Interceptor X locking up machines it is installed on.

We currently use Kaspersky as our AV and have added on just the Sophos Interceptor X application. As soon as we rolled out interceptor X we notice 30 or so of the machines having nothing but issues with running application and saving to the network. Once I-X was removed the machines worked just fine.  I have noticed in the registry there are profiles ofr EXE's and applications  (HKEY_LOCAL_MACHINE\SOFTWARE\HitmanPro.Alert\)  when running applications we have noticed the machine reporting IAF  exploit errors on the applications and these are known files to be ok or associated with the application they are running.

As for the option to "Exploit Mitigation Exclusions"  is there a way that we can manually create the registry keys to exclude the application from being blocked at execution ? There is a prepopulated list of apps Sophos had but there are a large amount we use that would need to be added and I dont know how long support would take to actually take action.

  • For detected exploits you want to authorize, under:

    https://cloud.sophos.com/manage/config/settings/scanning-exclusions (can also be in the individual threat policies, rather than global)

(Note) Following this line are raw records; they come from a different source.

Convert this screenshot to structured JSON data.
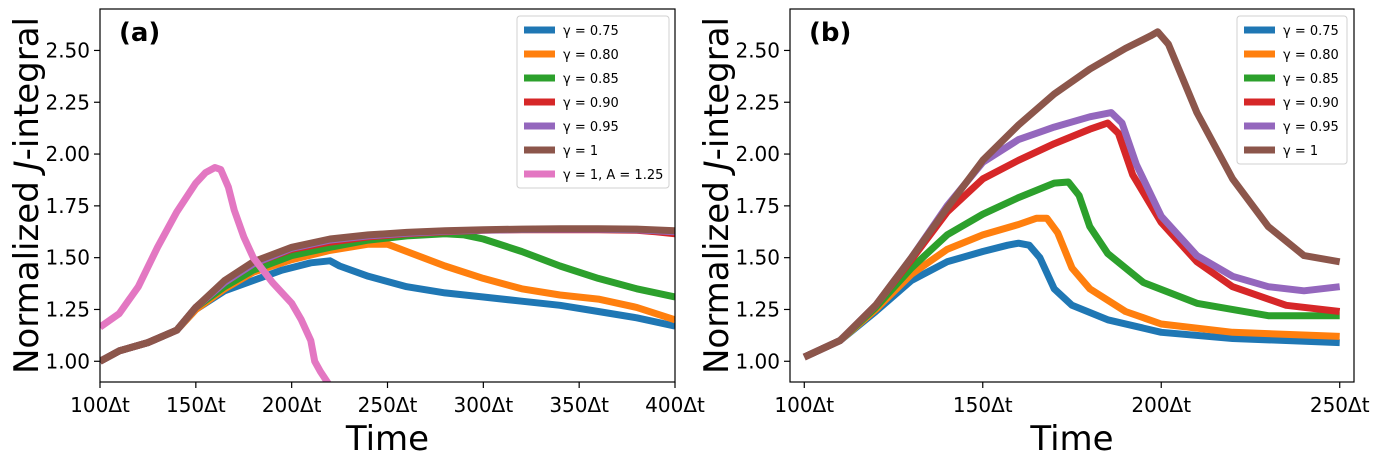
{
  "chart_data": [
    {
      "type": "line",
      "panel_label": "(a)",
      "xlabel": "Time",
      "ylabel_prefix": "Normalized ",
      "ylabel_italic": "J",
      "ylabel_suffix": "-integral",
      "xlim": [
        100,
        400
      ],
      "ylim": [
        0.9,
        2.7
      ],
      "xticks": [
        100,
        150,
        200,
        250,
        300,
        350,
        400
      ],
      "xtick_labels": [
        "100Δt",
        "150Δt",
        "200Δt",
        "250Δt",
        "300Δt",
        "350Δt",
        "400Δt"
      ],
      "yticks": [
        1.0,
        1.25,
        1.5,
        1.75,
        2.0,
        2.25,
        2.5
      ],
      "ytick_labels": [
        "1.00",
        "1.25",
        "1.50",
        "1.75",
        "2.00",
        "2.25",
        "2.50"
      ],
      "legend_position": "top-right",
      "series": [
        {
          "name": "γ = 0.75",
          "color": "#1f77b4",
          "x": [
            100,
            110,
            125,
            140,
            150,
            165,
            180,
            195,
            210,
            220,
            225,
            240,
            260,
            280,
            300,
            320,
            340,
            360,
            380,
            400
          ],
          "y": [
            1.0,
            1.05,
            1.09,
            1.15,
            1.25,
            1.34,
            1.39,
            1.44,
            1.475,
            1.485,
            1.46,
            1.41,
            1.36,
            1.33,
            1.31,
            1.29,
            1.27,
            1.24,
            1.21,
            1.17
          ]
        },
        {
          "name": "γ = 0.80",
          "color": "#ff7f0e",
          "x": [
            100,
            110,
            125,
            140,
            150,
            165,
            180,
            200,
            220,
            240,
            250,
            260,
            280,
            300,
            320,
            340,
            360,
            380,
            400
          ],
          "y": [
            1.0,
            1.05,
            1.09,
            1.15,
            1.25,
            1.35,
            1.43,
            1.49,
            1.535,
            1.565,
            1.565,
            1.53,
            1.46,
            1.4,
            1.35,
            1.32,
            1.3,
            1.26,
            1.2
          ]
        },
        {
          "name": "γ = 0.85",
          "color": "#2ca02c",
          "x": [
            100,
            110,
            125,
            140,
            150,
            165,
            180,
            200,
            220,
            240,
            260,
            280,
            290,
            300,
            320,
            340,
            360,
            380,
            400
          ],
          "y": [
            1.0,
            1.05,
            1.09,
            1.15,
            1.26,
            1.36,
            1.44,
            1.51,
            1.55,
            1.585,
            1.605,
            1.615,
            1.61,
            1.59,
            1.53,
            1.46,
            1.4,
            1.35,
            1.31
          ]
        },
        {
          "name": "γ = 0.90",
          "color": "#d62728",
          "x": [
            100,
            110,
            125,
            140,
            150,
            165,
            180,
            200,
            220,
            240,
            260,
            280,
            300,
            320,
            340,
            360,
            380,
            390,
            400
          ],
          "y": [
            1.0,
            1.05,
            1.09,
            1.15,
            1.26,
            1.38,
            1.47,
            1.54,
            1.575,
            1.6,
            1.615,
            1.625,
            1.632,
            1.635,
            1.635,
            1.635,
            1.632,
            1.625,
            1.615
          ]
        },
        {
          "name": "γ = 0.95",
          "color": "#9467bd",
          "x": [
            100,
            110,
            125,
            140,
            150,
            165,
            180,
            200,
            220,
            240,
            260,
            280,
            300,
            320,
            340,
            360,
            380,
            400
          ],
          "y": [
            1.0,
            1.05,
            1.09,
            1.15,
            1.26,
            1.38,
            1.47,
            1.545,
            1.585,
            1.605,
            1.618,
            1.627,
            1.633,
            1.636,
            1.637,
            1.637,
            1.635,
            1.625
          ]
        },
        {
          "name": "γ = 1",
          "color": "#8c564b",
          "x": [
            100,
            110,
            125,
            140,
            150,
            165,
            180,
            200,
            220,
            240,
            260,
            280,
            300,
            320,
            340,
            360,
            380,
            400
          ],
          "y": [
            1.0,
            1.05,
            1.09,
            1.15,
            1.26,
            1.39,
            1.48,
            1.55,
            1.59,
            1.61,
            1.622,
            1.63,
            1.635,
            1.638,
            1.64,
            1.64,
            1.638,
            1.63
          ]
        },
        {
          "name": "γ = 1, A = 1.25",
          "color": "#e377c2",
          "x": [
            100,
            110,
            120,
            130,
            140,
            150,
            155,
            160,
            163,
            167,
            170,
            175,
            180,
            190,
            200,
            205,
            210,
            212,
            215,
            220
          ],
          "y": [
            1.165,
            1.23,
            1.36,
            1.55,
            1.72,
            1.86,
            1.91,
            1.935,
            1.925,
            1.84,
            1.73,
            1.6,
            1.5,
            1.38,
            1.28,
            1.2,
            1.1,
            1.0,
            0.95,
            0.88
          ]
        }
      ]
    },
    {
      "type": "line",
      "panel_label": "(b)",
      "xlabel": "Time",
      "ylabel_prefix": "Normalized ",
      "ylabel_italic": "J",
      "ylabel_suffix": "-integral",
      "xlim": [
        96,
        254
      ],
      "ylim": [
        0.9,
        2.7
      ],
      "xticks": [
        100,
        150,
        200,
        250
      ],
      "xtick_labels": [
        "100Δt",
        "150Δt",
        "200Δt",
        "250Δt"
      ],
      "yticks": [
        1.0,
        1.25,
        1.5,
        1.75,
        2.0,
        2.25,
        2.5
      ],
      "ytick_labels": [
        "1.00",
        "1.25",
        "1.50",
        "1.75",
        "2.00",
        "2.25",
        "2.50"
      ],
      "legend_position": "top-right",
      "series": [
        {
          "name": "γ = 0.75",
          "color": "#1f77b4",
          "x": [
            100,
            110,
            120,
            130,
            140,
            150,
            157,
            160,
            163,
            166,
            170,
            175,
            185,
            200,
            220,
            250
          ],
          "y": [
            1.02,
            1.1,
            1.24,
            1.39,
            1.48,
            1.53,
            1.56,
            1.57,
            1.56,
            1.5,
            1.35,
            1.27,
            1.2,
            1.14,
            1.11,
            1.09
          ]
        },
        {
          "name": "γ = 0.80",
          "color": "#ff7f0e",
          "x": [
            100,
            110,
            120,
            130,
            140,
            150,
            160,
            165,
            168,
            171,
            175,
            180,
            190,
            200,
            220,
            250
          ],
          "y": [
            1.02,
            1.1,
            1.25,
            1.42,
            1.54,
            1.61,
            1.66,
            1.69,
            1.69,
            1.62,
            1.45,
            1.35,
            1.24,
            1.18,
            1.14,
            1.12
          ]
        },
        {
          "name": "γ = 0.85",
          "color": "#2ca02c",
          "x": [
            100,
            110,
            120,
            130,
            140,
            150,
            160,
            170,
            174,
            177,
            180,
            185,
            195,
            210,
            230,
            250
          ],
          "y": [
            1.02,
            1.1,
            1.26,
            1.45,
            1.61,
            1.71,
            1.79,
            1.86,
            1.865,
            1.8,
            1.65,
            1.52,
            1.38,
            1.28,
            1.22,
            1.22
          ]
        },
        {
          "name": "γ = 0.90",
          "color": "#d62728",
          "x": [
            100,
            110,
            120,
            130,
            140,
            150,
            160,
            170,
            180,
            185,
            188,
            192,
            200,
            210,
            220,
            235,
            250
          ],
          "y": [
            1.02,
            1.1,
            1.27,
            1.49,
            1.72,
            1.88,
            1.97,
            2.05,
            2.12,
            2.15,
            2.1,
            1.9,
            1.67,
            1.48,
            1.36,
            1.27,
            1.24
          ]
        },
        {
          "name": "γ = 0.95",
          "color": "#9467bd",
          "x": [
            100,
            110,
            120,
            130,
            140,
            150,
            160,
            170,
            180,
            186,
            189,
            193,
            200,
            210,
            220,
            230,
            240,
            250
          ],
          "y": [
            1.02,
            1.1,
            1.27,
            1.5,
            1.75,
            1.96,
            2.07,
            2.13,
            2.18,
            2.2,
            2.15,
            1.95,
            1.7,
            1.51,
            1.41,
            1.36,
            1.34,
            1.36
          ]
        },
        {
          "name": "γ = 1",
          "color": "#8c564b",
          "x": [
            100,
            110,
            120,
            130,
            140,
            150,
            160,
            170,
            180,
            190,
            197,
            199,
            202,
            210,
            220,
            230,
            240,
            250
          ],
          "y": [
            1.02,
            1.1,
            1.27,
            1.5,
            1.74,
            1.97,
            2.14,
            2.29,
            2.41,
            2.51,
            2.57,
            2.59,
            2.53,
            2.2,
            1.88,
            1.65,
            1.51,
            1.48
          ]
        }
      ]
    }
  ]
}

    ...you can add exclusions of type: "Detected Exploits".  When sent down to the endpoint, this essentially creates/populates the registry value WhiteThumbprints under HKEY_LOCAL_MACHINE\SOFTWARE\HitmanPro.Alert\. These are the same thumbprint values as the value in the 911 Application EventID for the detection.

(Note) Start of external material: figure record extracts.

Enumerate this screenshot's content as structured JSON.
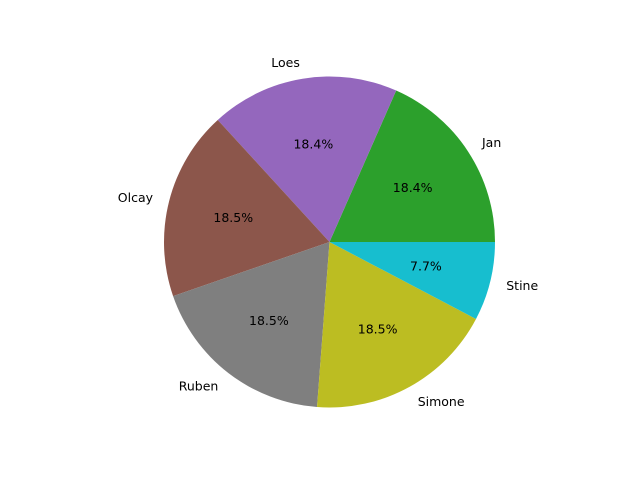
{
  "chart_data": {
    "type": "pie",
    "title": "",
    "start_angle_deg": 0,
    "direction": "counterclockwise",
    "slices": [
      {
        "label": "Jan",
        "value": 18.4,
        "pct_label": "18.4%",
        "color": "#2ca02c"
      },
      {
        "label": "Loes",
        "value": 18.4,
        "pct_label": "18.4%",
        "color": "#9467bd"
      },
      {
        "label": "Olcay",
        "value": 18.5,
        "pct_label": "18.5%",
        "color": "#8c564b"
      },
      {
        "label": "Ruben",
        "value": 18.5,
        "pct_label": "18.5%",
        "color": "#7f7f7f"
      },
      {
        "label": "Simone",
        "value": 18.5,
        "pct_label": "18.5%",
        "color": "#bcbd22"
      },
      {
        "label": "Stine",
        "value": 7.7,
        "pct_label": "7.7%",
        "color": "#17becf"
      }
    ]
  }
}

    You can prevent applications from being monitored for all mitigations by using the exclusions here:

    https://cloud.sophos.com/manage/config/settings/exploit-mitigation-exclusions

    This sets the profile for the application to Exclude as you can see in the registry.

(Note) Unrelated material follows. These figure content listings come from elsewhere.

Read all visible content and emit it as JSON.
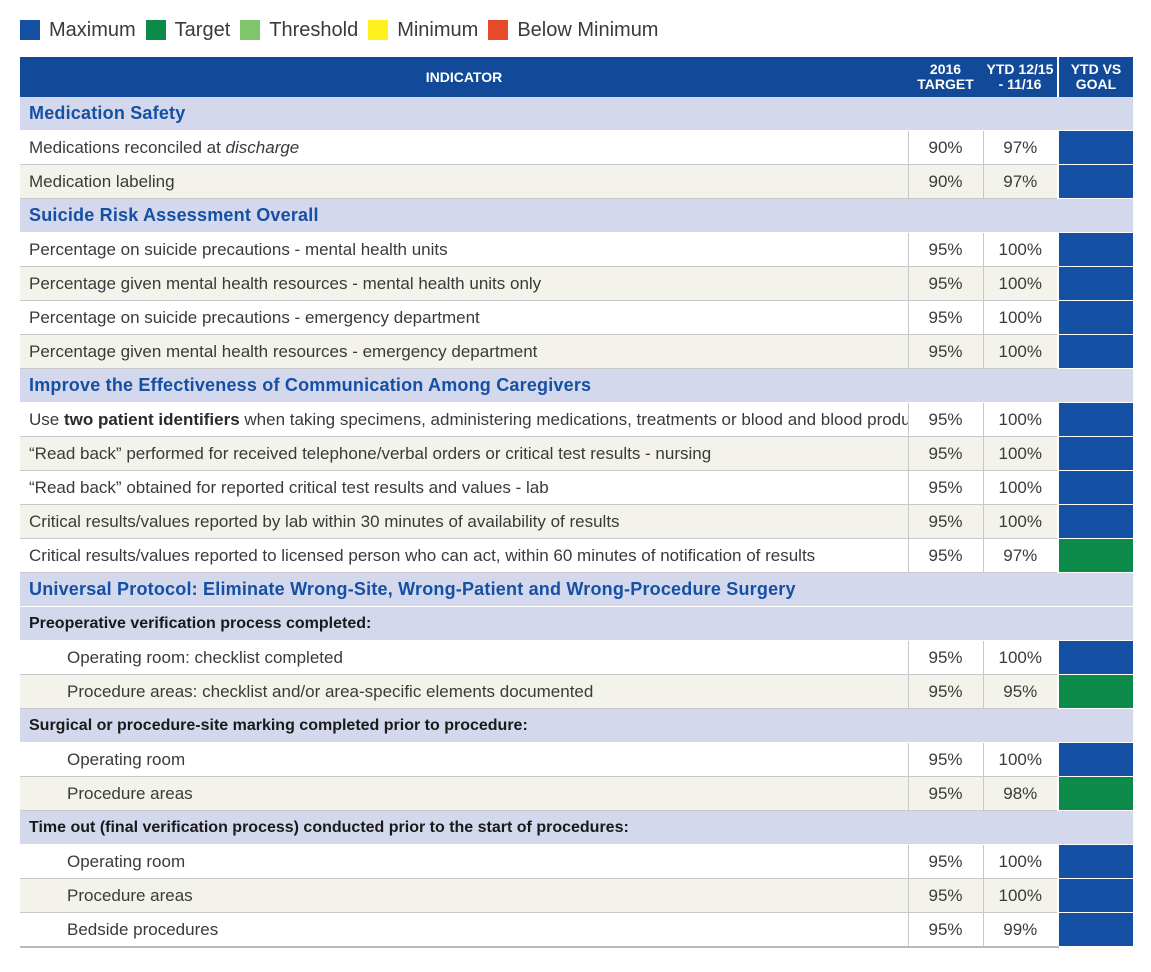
{
  "legend": [
    {
      "label": "Maximum",
      "color": "#1450a3"
    },
    {
      "label": "Target",
      "color": "#0b8a4a"
    },
    {
      "label": "Threshold",
      "color": "#7ec56b"
    },
    {
      "label": "Minimum",
      "color": "#fff020"
    },
    {
      "label": "Below Minimum",
      "color": "#e84a2c"
    }
  ],
  "header": {
    "indicator": "INDICATOR",
    "target": [
      "2016",
      "TARGET"
    ],
    "ytd": [
      "YTD 12/15",
      "- 11/16"
    ],
    "goal": [
      "YTD VS",
      "GOAL"
    ]
  },
  "rows": [
    {
      "kind": "section",
      "label": "Medication Safety"
    },
    {
      "kind": "data",
      "parts": [
        "Medications reconciled at ",
        {
          "i": "discharge"
        }
      ],
      "target": "90%",
      "ytd": "97%",
      "status": "Maximum"
    },
    {
      "kind": "data",
      "parts": [
        "Medication labeling"
      ],
      "target": "90%",
      "ytd": "97%",
      "status": "Maximum"
    },
    {
      "kind": "section",
      "label": "Suicide Risk Assessment Overall"
    },
    {
      "kind": "data",
      "parts": [
        "Percentage on suicide precautions - mental health units"
      ],
      "target": "95%",
      "ytd": "100%",
      "status": "Maximum"
    },
    {
      "kind": "data",
      "parts": [
        "Percentage given mental health resources - mental health units only"
      ],
      "target": "95%",
      "ytd": "100%",
      "status": "Maximum"
    },
    {
      "kind": "data",
      "parts": [
        "Percentage on suicide precautions - emergency department"
      ],
      "target": "95%",
      "ytd": "100%",
      "status": "Maximum"
    },
    {
      "kind": "data",
      "parts": [
        "Percentage given mental health resources - emergency department"
      ],
      "target": "95%",
      "ytd": "100%",
      "status": "Maximum"
    },
    {
      "kind": "section",
      "label": "Improve the Effectiveness of Communication Among Caregivers"
    },
    {
      "kind": "data",
      "parts": [
        "Use ",
        {
          "b": "two patient identifiers"
        },
        " when taking specimens, administering medications, treatments or blood and blood products"
      ],
      "target": "95%",
      "ytd": "100%",
      "status": "Maximum"
    },
    {
      "kind": "data",
      "parts": [
        "“Read back” performed for received telephone/verbal orders or critical test results - nursing"
      ],
      "target": "95%",
      "ytd": "100%",
      "status": "Maximum"
    },
    {
      "kind": "data",
      "parts": [
        "“Read back” obtained for reported critical test results and values - lab"
      ],
      "target": "95%",
      "ytd": "100%",
      "status": "Maximum"
    },
    {
      "kind": "data",
      "parts": [
        "Critical results/values reported by lab within 30 minutes of availability of results"
      ],
      "target": "95%",
      "ytd": "100%",
      "status": "Maximum"
    },
    {
      "kind": "data",
      "parts": [
        "Critical results/values reported to licensed person who can act, within 60 minutes of notification of results"
      ],
      "target": "95%",
      "ytd": "97%",
      "status": "Target"
    },
    {
      "kind": "section",
      "label": "Universal Protocol: Eliminate Wrong-Site, Wrong-Patient and Wrong-Procedure Surgery"
    },
    {
      "kind": "subsection",
      "label": "Preoperative verification process completed:"
    },
    {
      "kind": "data",
      "indent": true,
      "parts": [
        "Operating room: checklist completed"
      ],
      "target": "95%",
      "ytd": "100%",
      "status": "Maximum"
    },
    {
      "kind": "data",
      "indent": true,
      "parts": [
        "Procedure areas: checklist and/or area-specific elements documented"
      ],
      "target": "95%",
      "ytd": "95%",
      "status": "Target"
    },
    {
      "kind": "subsection",
      "label": "Surgical or procedure-site marking completed prior to procedure:"
    },
    {
      "kind": "data",
      "indent": true,
      "parts": [
        "Operating room"
      ],
      "target": "95%",
      "ytd": "100%",
      "status": "Maximum"
    },
    {
      "kind": "data",
      "indent": true,
      "parts": [
        "Procedure areas"
      ],
      "target": "95%",
      "ytd": "98%",
      "status": "Target"
    },
    {
      "kind": "subsection",
      "label": "Time out (final verification process) conducted prior to the start of procedures:"
    },
    {
      "kind": "data",
      "indent": true,
      "parts": [
        "Operating room"
      ],
      "target": "95%",
      "ytd": "100%",
      "status": "Maximum"
    },
    {
      "kind": "data",
      "indent": true,
      "parts": [
        "Procedure areas"
      ],
      "target": "95%",
      "ytd": "100%",
      "status": "Maximum"
    },
    {
      "kind": "data",
      "indent": true,
      "parts": [
        "Bedside procedures"
      ],
      "target": "95%",
      "ytd": "99%",
      "status": "Maximum"
    }
  ]
}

    I assume that if you remove Kaspersky from the client you don't see the issue either?

    Regards,

    Jak

  • In reply to jak:

    Jak how do I add applications to the Exploit Mitigation Exclusions list ?   where do i need to m ake that request and how long is the ETA on being pushed out.

  • In reply to kris petrov:

    The links I provided should take you to the relevant sections in Sophos Central once you have logged in.

    The clients should pick up the change in under 1 minute.

    Regards,

    Jak

  • In reply to jak:

    The application list does not  have the applications I want to excluded. They are CAD applications , the default SOPHOS list  only had 30-40 applications you can choose.

  • In reply to kris petrov:

    Are you getting IAF exploit detections?  

    In the Windows Event Log (Application) on one of these clients, do you have event ID 911 for them?

    If so, do they have a thumbprint value in the event details?